Same thought. This seems more likely. Especially with new photos being dropped in different clothes.
If it was a plan to ruin their reputation, why on lemmy where there are like 4 people?
Also how is this possibly ruining their reputation? it’s not sexually suggestive, links don’t work, and it’s plain obvious whoever is in the photo is also not the person sending the messages
Let’s say you had something compromising on someone. There’s so much smut out there that that alone might not be “fun” enough to torture your target with. It’d probably get lost in all the noise of the internet.
If you instead, spread their image in an ARG style campaign, you’ve now got an entire forum of people who would identify the compromising material as “Nicole.”

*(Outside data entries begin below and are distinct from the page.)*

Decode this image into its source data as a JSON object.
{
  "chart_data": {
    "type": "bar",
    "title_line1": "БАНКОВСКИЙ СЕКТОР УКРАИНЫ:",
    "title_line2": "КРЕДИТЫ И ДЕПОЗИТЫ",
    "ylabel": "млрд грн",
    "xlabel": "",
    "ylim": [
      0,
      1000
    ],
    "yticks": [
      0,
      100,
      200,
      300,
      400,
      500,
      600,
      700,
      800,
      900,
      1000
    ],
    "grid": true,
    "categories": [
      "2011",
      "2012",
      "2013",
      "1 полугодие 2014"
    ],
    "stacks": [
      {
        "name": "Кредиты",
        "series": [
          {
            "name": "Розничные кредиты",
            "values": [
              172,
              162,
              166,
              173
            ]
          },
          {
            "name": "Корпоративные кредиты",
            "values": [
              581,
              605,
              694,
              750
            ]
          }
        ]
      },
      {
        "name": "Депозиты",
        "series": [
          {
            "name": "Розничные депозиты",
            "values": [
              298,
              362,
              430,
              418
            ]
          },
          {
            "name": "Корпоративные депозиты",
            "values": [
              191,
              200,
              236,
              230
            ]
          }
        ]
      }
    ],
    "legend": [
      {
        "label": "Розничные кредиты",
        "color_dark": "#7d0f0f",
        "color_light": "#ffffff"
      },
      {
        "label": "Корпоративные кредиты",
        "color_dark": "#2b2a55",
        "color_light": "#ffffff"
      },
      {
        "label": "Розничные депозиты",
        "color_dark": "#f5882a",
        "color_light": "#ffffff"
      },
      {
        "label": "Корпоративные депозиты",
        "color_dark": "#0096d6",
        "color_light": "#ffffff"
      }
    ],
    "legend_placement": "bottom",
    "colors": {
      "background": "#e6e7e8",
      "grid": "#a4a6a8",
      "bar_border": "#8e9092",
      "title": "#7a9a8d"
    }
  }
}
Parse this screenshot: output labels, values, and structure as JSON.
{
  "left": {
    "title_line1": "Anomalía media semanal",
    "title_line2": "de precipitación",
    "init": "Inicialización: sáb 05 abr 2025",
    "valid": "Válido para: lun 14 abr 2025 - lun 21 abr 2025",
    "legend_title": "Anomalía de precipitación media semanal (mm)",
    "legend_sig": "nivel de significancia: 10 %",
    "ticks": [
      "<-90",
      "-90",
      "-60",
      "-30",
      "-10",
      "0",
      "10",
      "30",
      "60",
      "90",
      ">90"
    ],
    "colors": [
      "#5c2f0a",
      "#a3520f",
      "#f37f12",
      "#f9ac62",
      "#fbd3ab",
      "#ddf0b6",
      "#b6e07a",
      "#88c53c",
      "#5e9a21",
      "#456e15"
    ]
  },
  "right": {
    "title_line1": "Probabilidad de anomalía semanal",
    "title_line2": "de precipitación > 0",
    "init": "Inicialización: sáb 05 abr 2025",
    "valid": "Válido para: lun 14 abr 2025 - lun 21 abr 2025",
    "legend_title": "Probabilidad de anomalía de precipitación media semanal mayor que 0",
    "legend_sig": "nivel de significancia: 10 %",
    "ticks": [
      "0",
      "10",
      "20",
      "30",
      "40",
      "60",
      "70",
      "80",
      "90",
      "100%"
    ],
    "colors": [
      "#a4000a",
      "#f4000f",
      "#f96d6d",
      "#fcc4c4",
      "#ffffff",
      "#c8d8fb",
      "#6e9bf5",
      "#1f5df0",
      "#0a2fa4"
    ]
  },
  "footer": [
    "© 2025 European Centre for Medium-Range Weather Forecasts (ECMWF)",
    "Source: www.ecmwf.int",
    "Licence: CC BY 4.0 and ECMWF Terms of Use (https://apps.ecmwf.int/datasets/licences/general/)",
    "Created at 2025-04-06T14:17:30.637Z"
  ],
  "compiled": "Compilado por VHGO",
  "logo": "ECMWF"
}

There’s entire creators online that focus on internet oddities. If you really wanted to torture someone, you could make their face specifically known for a separate reason (here, cover is a romance scam that goes nowhere.)
I’m not saying this is happening here. But if you truly wanted to harass someone and gain coercive control over them, this would be a pretty effective way to do that without sharing the compromising payload.
Which, we might consider this might be a coercion tactic towards the victim in addition to a targeted harassment.
As in, “See look all these people know your face now. They’re all looking for you. Do what I want and I won’t share the compromising material.”
Blackmail.
Lack of censorship?
Polish, perhaps?
Yes! Now you said it she looks very similar to a polish woman I know.
In the message it says she is a Polish girl so pretty much confirmed
Oh right, I’d forgotten that. Still, I guess it means something that she looks polish.
is her name Nicole? does she live in Toronto?
No, wrong name, she’s married and has lighter hair. Her facial features are very similar though, and I think unusual for england.
I was inclined to believe it could be a pig-butchering scam, but your theory is just as plausible. One of the reasons I’ll never post photos online.
If some kind of money based scam was going on, the perpetrator would be a criminal. This way, are they a criminal? Is impersonation with no financial gain or fraud a crime? It’s like revenge porn but there’s no porn. What wrongdoing is being committed under the law?
It seems to depend on location, but from what I could find, impersonation does go against the Computer Misuse Act of 1990 which is an act of the Parliament of the United Kingdom. Unless the account owner is using a VPN, it’s possible the instance administrators could see where the account owner is based via IP. If it is against the law where the account owner is based, the authorities could contact the account owner’s ISP. Under certain conditions the ISP may tell the authorities exactly which address held that IP at a given time.